The Million Random Digit Challenge
I've mentioned my Million Random Digit Challenge here before. In a nutshell, I've posted a file of a million random decimal digits, packed into binary form, and challenged all comers to compress it. The proof is required to be a Kolmogorov-style work: a program that when run creates a perfect copy of the original file. The only requirement is that the program (plus any associated data file) be smaller than the target million digit file.
People have been attempting to meet this challenge since 2002 with no luck. The file was specifically designed by geniuses at RAND not to have any recognizable statistical patterns, and apparently this goal was accomplished quite well. And what do most compression programs do? Look for statistical patterns. Fail.
Classic statistical techniques are just not going to do it for this problem. I think the only chance to win this prize is to use something I've often disparaged, which I call Magic Function Theory.
The idea behind Magic Function Theory is that we come up with some short but sweet generator function that can create a long sequence. Just as an example, I can create a magic function for any sequence imaginable using just three things:
- A program that generates the digits of pi. This program will be quite short.
- An offset into that string of digits.
- A length of the string starting at that offset.
I believe (IANAM) that this system will provably generate all sequences of digits. Of course, how long would we have to go to find the million random digits? Here's where it gets interesting. We might have to go quite a distance, but what if the offset to the million random digits turns out to be an easily compressible number? What if the million random digits appear at position 374,567,11114,127,269 - 623,557,570,925? If that were the case, we could represent the million random digits in a few hundred bytes - quite an accomplishment.
Another approach might be to look for polynomials that generate the million digit number. What if there was some short polynomial of the form kn + j that generated the number, where k, n, and j were representable using some nice compact format?

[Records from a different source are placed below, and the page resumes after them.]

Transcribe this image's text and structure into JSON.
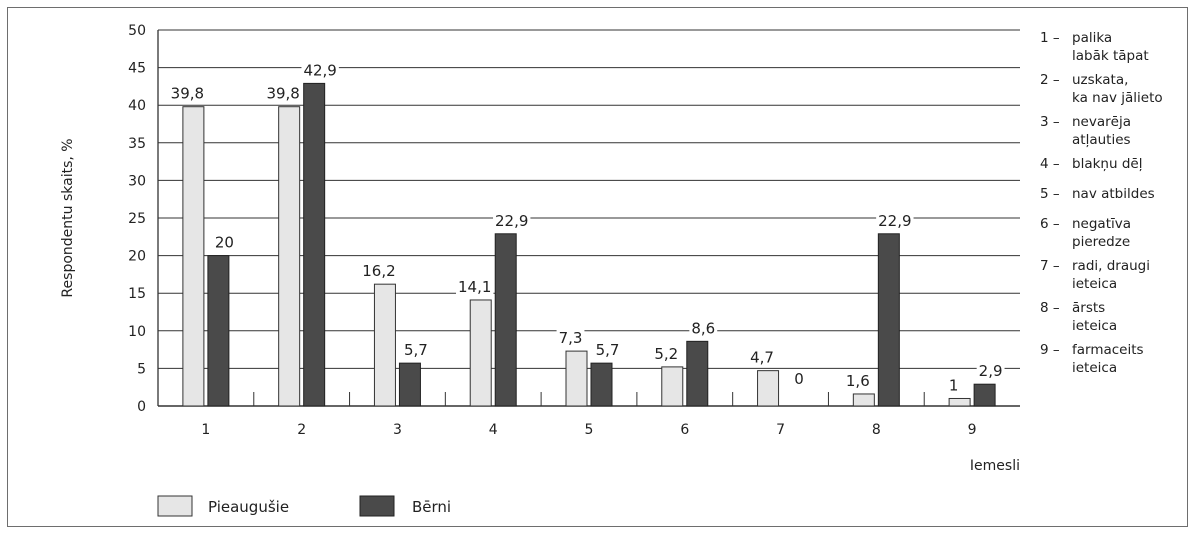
{
  "colors": {
    "adults": "#e6e6e6",
    "children": "#4a4a4a",
    "grid": "#333333",
    "frame": "#6e6e6e"
  },
  "chart_data": {
    "type": "bar",
    "categories": [
      "1",
      "2",
      "3",
      "4",
      "5",
      "6",
      "7",
      "8",
      "9"
    ],
    "series": [
      {
        "name": "Pieaugušie",
        "values": [
          39.8,
          39.8,
          16.2,
          14.1,
          7.3,
          5.2,
          4.7,
          1.6,
          1
        ],
        "labels": [
          "39,8",
          "39,8",
          "16,2",
          "14,1",
          "7,3",
          "5,2",
          "4,7",
          "1,6",
          "1"
        ]
      },
      {
        "name": "Bērni",
        "values": [
          20,
          42.9,
          5.7,
          22.9,
          5.7,
          8.6,
          0,
          22.9,
          2.9
        ],
        "labels": [
          "20",
          "42,9",
          "5,7",
          "22,9",
          "5,7",
          "8,6",
          "0",
          "22,9",
          "2,9"
        ]
      }
    ],
    "ylabel": "Respondentu skaits, %",
    "xlabel": "Iemesli",
    "ylim": [
      0,
      50
    ],
    "yticks": [
      0,
      5,
      10,
      15,
      20,
      25,
      30,
      35,
      40,
      45,
      50
    ],
    "grid": true,
    "legend_position": "bottom-left"
  },
  "reasons": [
    {
      "num": "1",
      "lines": [
        "palika",
        "labāk tāpat"
      ]
    },
    {
      "num": "2",
      "lines": [
        "uzskata,",
        "ka nav jālieto"
      ]
    },
    {
      "num": "3",
      "lines": [
        "nevarēja",
        "atļauties"
      ]
    },
    {
      "num": "4",
      "lines": [
        "blakņu dēļ"
      ]
    },
    {
      "num": "5",
      "lines": [
        "nav atbildes"
      ]
    },
    {
      "num": "6",
      "lines": [
        "negatīva",
        "pieredze"
      ]
    },
    {
      "num": "7",
      "lines": [
        "radi, draugi",
        "ieteica"
      ]
    },
    {
      "num": "8",
      "lines": [
        "ārsts",
        "ieteica"
      ]
    },
    {
      "num": "9",
      "lines": [
        "farmaceits",
        "ieteica"
      ]
    }
  ]
}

The final suggestion I will toss out for consideration is to use prime numbers. Find the nth prime number, p(n), that is closest to the million digit number, then add in an offset. The simple formula p(n) + k has a shot at generating our target. (Note the downside to this is that n will be heartbreakingly large. It won't contain a million digits, but it will only be a bit shorter. There are a lot of primes.)
These are the kind of ideas that motivate a lot of dreamers out there, and it is at least a good intellectual exercise to think about how one would go about solving the problem this way. The prime number test, for example, appears to be unsolvable today - p(n) is only known for prime numbers up to something like 1018.
As the prime number analysis shows, it is just very difficult to deal with the hunt when the target is a million digits long. To win at this I suspect raw computer power would be less important than theoretical and algorithmic foundations.
A little analysis shows one thing: you wouldn't just have to be lucky to win with any of these approaches. You would have to be staggeringly, incredibly lucky - as if you were the one elementary particle in the entire universe selected for a lottery prize. If you doubt it, try using some of these tests for say, 10 digit numbers, and see what you would need to do to compress the key values to less than 10 digits.
But despite the odds, many will still continue the hunt. Perhaps this post will give them some ideas on new approaches.